Bab 24| Kemarahan Anjani

687 50 1
                                    

~Harga diri seorang istri juga terletak pada sang suami~

(Anjani Mahendra)
***
Zain berlari memegang koran dalam genggamannya, surat kabar utama yang menuliskan berita tentang pernikahan model papan atas dengan putra pertama pengusaha real estate  yang akan dilangsungkan akhir bulan ini. Dalam narasi berita tersebut dijelaskan secara rinci bagaimana hubungan kedua perusahaan Mahendra dan Kusuma.

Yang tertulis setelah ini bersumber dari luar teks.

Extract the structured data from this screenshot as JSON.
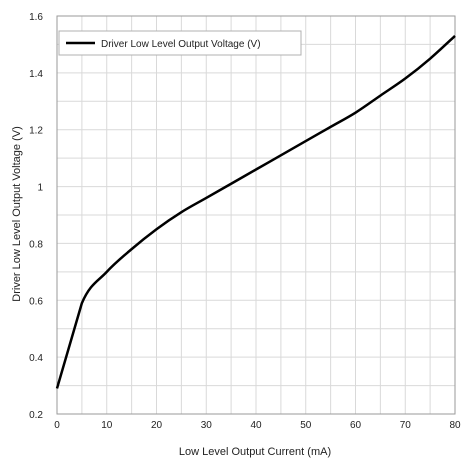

Lelaki yang senang memainkan kuas riasan itu menjerit seperti orang kesetanan, ia berlari tunggang langgang menghampiri Anjani. Rol rambutnya sampai copot terjepit daun pintu.

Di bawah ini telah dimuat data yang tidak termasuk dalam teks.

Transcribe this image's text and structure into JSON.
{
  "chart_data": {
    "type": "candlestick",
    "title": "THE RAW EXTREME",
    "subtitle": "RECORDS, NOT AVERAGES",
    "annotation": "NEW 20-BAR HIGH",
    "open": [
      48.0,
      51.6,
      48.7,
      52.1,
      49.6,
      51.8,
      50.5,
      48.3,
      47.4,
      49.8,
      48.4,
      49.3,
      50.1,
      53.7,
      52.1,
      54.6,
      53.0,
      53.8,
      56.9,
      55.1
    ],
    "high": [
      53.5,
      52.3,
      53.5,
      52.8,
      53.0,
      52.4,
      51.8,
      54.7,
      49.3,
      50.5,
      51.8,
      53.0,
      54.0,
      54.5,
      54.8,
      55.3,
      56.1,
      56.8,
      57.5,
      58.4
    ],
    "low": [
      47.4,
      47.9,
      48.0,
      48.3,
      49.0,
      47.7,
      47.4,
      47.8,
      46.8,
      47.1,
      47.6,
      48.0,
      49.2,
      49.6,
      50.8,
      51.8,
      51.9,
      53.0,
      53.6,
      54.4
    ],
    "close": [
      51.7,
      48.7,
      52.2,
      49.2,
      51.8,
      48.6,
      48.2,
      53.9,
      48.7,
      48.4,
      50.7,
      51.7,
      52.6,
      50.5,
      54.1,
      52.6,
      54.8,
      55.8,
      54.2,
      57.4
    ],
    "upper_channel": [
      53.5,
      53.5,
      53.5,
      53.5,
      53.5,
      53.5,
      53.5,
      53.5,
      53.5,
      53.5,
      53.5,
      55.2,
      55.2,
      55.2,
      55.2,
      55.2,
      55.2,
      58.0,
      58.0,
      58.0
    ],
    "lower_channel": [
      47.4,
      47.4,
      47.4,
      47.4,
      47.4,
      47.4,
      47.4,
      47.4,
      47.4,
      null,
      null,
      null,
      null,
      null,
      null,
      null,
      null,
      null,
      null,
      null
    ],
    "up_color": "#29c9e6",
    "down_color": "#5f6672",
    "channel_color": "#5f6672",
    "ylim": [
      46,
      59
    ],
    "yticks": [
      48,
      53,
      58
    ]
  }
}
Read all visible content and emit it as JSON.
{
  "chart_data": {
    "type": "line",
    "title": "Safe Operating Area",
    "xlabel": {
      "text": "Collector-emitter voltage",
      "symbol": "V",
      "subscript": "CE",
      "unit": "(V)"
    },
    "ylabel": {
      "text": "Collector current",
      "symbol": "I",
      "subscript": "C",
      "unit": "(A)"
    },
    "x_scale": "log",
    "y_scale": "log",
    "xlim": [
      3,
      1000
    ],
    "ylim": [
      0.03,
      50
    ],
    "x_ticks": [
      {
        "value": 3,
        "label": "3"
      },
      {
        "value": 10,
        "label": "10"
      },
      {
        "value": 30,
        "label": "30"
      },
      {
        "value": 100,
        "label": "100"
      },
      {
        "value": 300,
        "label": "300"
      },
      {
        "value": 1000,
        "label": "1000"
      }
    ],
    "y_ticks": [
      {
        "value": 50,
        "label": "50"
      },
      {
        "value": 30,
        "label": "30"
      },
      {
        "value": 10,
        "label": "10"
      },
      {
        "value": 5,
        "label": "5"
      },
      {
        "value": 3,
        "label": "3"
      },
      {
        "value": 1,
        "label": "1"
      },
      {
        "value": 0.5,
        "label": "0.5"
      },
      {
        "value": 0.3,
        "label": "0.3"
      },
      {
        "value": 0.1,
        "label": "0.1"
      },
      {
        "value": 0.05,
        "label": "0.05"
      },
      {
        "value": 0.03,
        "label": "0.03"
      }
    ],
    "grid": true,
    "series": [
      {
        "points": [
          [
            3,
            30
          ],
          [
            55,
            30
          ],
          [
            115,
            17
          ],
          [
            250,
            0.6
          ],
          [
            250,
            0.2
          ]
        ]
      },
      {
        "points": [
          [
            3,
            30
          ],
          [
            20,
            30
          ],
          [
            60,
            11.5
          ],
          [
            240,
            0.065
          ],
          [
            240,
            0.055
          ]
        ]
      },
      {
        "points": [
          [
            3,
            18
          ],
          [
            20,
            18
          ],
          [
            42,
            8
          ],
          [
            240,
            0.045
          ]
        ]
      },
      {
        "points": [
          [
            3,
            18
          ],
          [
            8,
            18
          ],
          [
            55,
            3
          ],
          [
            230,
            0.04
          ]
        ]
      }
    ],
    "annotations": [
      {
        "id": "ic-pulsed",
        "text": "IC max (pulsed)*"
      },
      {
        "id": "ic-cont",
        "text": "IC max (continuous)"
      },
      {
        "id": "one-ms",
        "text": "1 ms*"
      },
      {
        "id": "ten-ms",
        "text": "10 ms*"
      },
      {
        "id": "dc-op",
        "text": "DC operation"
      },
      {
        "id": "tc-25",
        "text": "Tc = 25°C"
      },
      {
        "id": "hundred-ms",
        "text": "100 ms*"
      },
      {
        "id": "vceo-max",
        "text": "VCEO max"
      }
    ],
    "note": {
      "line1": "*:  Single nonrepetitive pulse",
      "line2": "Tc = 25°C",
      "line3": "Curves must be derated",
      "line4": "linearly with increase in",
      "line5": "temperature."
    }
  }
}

“Gawat Sweaty! Ini benar-benar gawat!” mulut Zain mendesis sampai air liurnya hampir menetes mengeluarkan bisa ular. Header  kolom berita ini akan menjadi momok utama dalam majalah Beauty Fashion Style yang Anjani bintangi.

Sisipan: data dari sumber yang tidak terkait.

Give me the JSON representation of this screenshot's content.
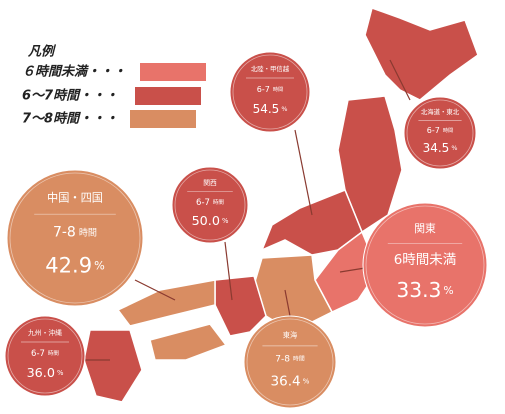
{
  "legend": {
    "title": "凡例",
    "items": [
      {
        "label": "６時間未満・・・",
        "color": "#e8736a"
      },
      {
        "label": "6〜7時間・・・",
        "color": "#c9504a"
      },
      {
        "label": "7〜8時間・・・",
        "color": "#d98d62"
      }
    ]
  },
  "regions": [
    {
      "name": "北陸・甲信越",
      "hours": "6-7",
      "hours_unit": "時間",
      "value": "54.5",
      "unit": "%",
      "color": "#c9504a"
    },
    {
      "name": "北海道・東北",
      "hours": "6-7",
      "hours_unit": "時間",
      "value": "34.5",
      "unit": "%",
      "color": "#c9504a"
    },
    {
      "name": "関西",
      "hours": "6-7",
      "hours_unit": "時間",
      "value": "50.0",
      "unit": "%",
      "color": "#c9504a"
    },
    {
      "name": "中国・四国",
      "hours": "7-8",
      "hours_unit": "時間",
      "value": "42.9",
      "unit": "%",
      "color": "#d98d62"
    },
    {
      "name": "関東",
      "hours": "6時間未満",
      "value": "33.3",
      "unit": "%",
      "color": "#e8736a"
    },
    {
      "name": "東海",
      "hours": "7-8",
      "hours_unit": "時間",
      "value": "36.4",
      "unit": "%",
      "color": "#d98d62"
    },
    {
      "name": "九州・沖縄",
      "hours": "6-7",
      "hours_unit": "時間",
      "value": "36.0",
      "unit": "%",
      "color": "#c9504a"
    }
  ]
}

“Hmm,” Anjani memutar kursi duduknya, menatap datar penata riasnya tanpa ekspresi.

“Aduh Sweaty! Kenapa kau menikah tanpa memberitahukan ini pada Bos? Lihat! Kolom berita ini tertulis acara pernikahannya tanggal 28 Februari!” Zain menunjuk-nunjuk deret angka dicetak tebal yang dihias buket bunga Mawar. Matanya memicing memajukan lembar koran itu, mengambil kacamata pembesar di meja agar Anjani dengan jelas membacanya.

Namun, wanita yang ia ajak bicara cuma memandangnya diam. “Sweaty tanggal itu kau ada pemotretan di Osaka, kalau Bos tahu kau memilih tanggal yang sama dengan hari pernikahanmu sama saja kau membuat Bos membatalkan kontrak kerja!” omelnya mengguncang bahu Anjani sekuat tenaga.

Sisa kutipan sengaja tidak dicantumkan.